Avengers: Endgame (PG-13)
17/05/19 22:11 Filed in: 2019
Directed by: Anthony Russo, Joe Russo
Starring: Robert Downey Jr.
Warning! This is NOT a movie review. This is a critique of the film. Intended to initiate a dialogue, the following analysis explores various aspects of the film and may contain spoilers. Views are my own and elaborate on comments that were originally tweeted in real time from the back row of a movie theater @BackRoweReviews. For concerns over objectionable content, please first refer to one of the many parental movie guide websites. Ratings are based on a four star system. Happy reading!
Even though, in the strictest sense, Avengers: Endgame isn’t a family film, its central theme revolves around family. Like Shrek’s onion (or Donkey’s parfait), there are many layers of family in this film. In fact, from start to finish, Endgame is all about family.

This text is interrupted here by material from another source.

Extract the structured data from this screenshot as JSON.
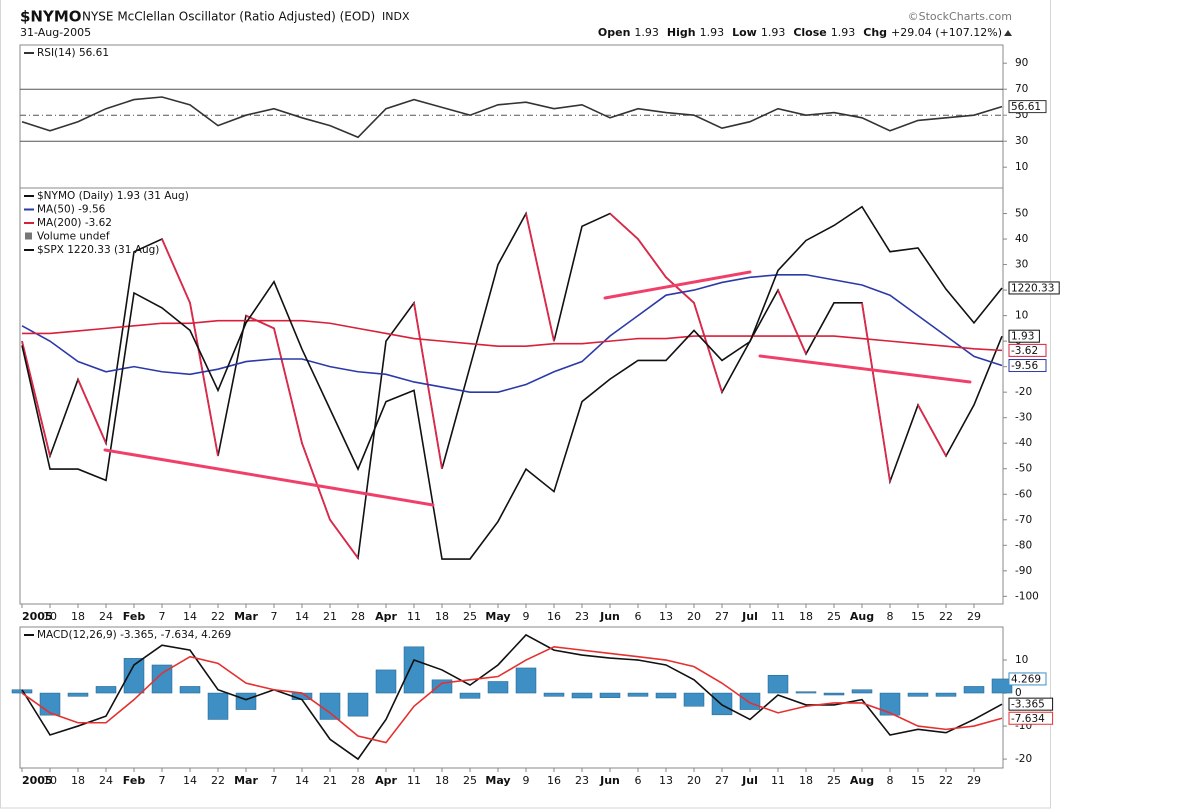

The movie begins with Clint Barton/Hawkeye (Jeremy Renner) having a picnic with his family. The film ends with many families and friends attending a gathering. These individuals make up a large family of characters we’ve come to know and love over the course of the twenty-two Marvel (MCU) movies (which comprise an interconnected family of films).
We watched in utter shock as half of this expansive family of superheroes turned to ash in the previous film, Avengers: Infinity War (2018). In a very real sense, it feels like we’re losing more family members in Endgame, since this is the final Marvel movie for many of the main actors.

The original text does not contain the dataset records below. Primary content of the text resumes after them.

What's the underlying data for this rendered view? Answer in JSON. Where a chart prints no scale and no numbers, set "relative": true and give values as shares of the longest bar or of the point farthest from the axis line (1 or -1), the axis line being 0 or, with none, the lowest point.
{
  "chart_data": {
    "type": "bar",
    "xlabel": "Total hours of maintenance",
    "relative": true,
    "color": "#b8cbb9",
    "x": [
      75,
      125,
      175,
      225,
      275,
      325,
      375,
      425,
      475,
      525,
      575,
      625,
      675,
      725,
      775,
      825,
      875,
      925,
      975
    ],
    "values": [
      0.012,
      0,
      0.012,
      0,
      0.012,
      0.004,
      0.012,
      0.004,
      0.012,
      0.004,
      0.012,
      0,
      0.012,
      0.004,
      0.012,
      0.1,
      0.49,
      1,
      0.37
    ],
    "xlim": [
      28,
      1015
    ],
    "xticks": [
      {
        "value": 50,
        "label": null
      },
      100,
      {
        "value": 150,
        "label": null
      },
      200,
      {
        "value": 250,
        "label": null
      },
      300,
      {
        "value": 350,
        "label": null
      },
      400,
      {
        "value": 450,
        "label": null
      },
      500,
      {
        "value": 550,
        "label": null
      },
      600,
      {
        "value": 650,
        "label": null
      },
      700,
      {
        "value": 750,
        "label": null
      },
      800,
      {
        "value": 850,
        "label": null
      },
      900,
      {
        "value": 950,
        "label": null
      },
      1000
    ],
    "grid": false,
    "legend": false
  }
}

The script, by Christopher Markus and Stephen McFeely, places added emphasis on relationships by including a number of rich character moments between the superheroes and their families. In addition to Hawkeye’s family, we encounter several generations of Starks. Tony Stark/Iron Man (Robert Downey Jr.), becomes a type of surrogate father to Peter Parker/Spider-Man (Tom Holland). Thor (Chris Hemsworth) is reunited with some of his family and we witness the extreme sibling rivalry between Thanos’ (Josh Brolin) two daughters: Gamora (Zoe Saldana) and Nebula (Karen Gillan). These instances, and many others, confirm that the movie’s main priority is family.
In an unforgettable scene, Steve Rogers/Captain America (Chris Evans) chooses family over freedom fighting. It’s a poignant reminder of what matters most in life.
One last aspect of the family metaphor before I completely drive it into the ground; a whole generation of kids (and their families) have grown up watching the Marvel movies. How will these films be viewed by future generations? By focusing on family, the Marvel films, especially this one, will resonate far into the future.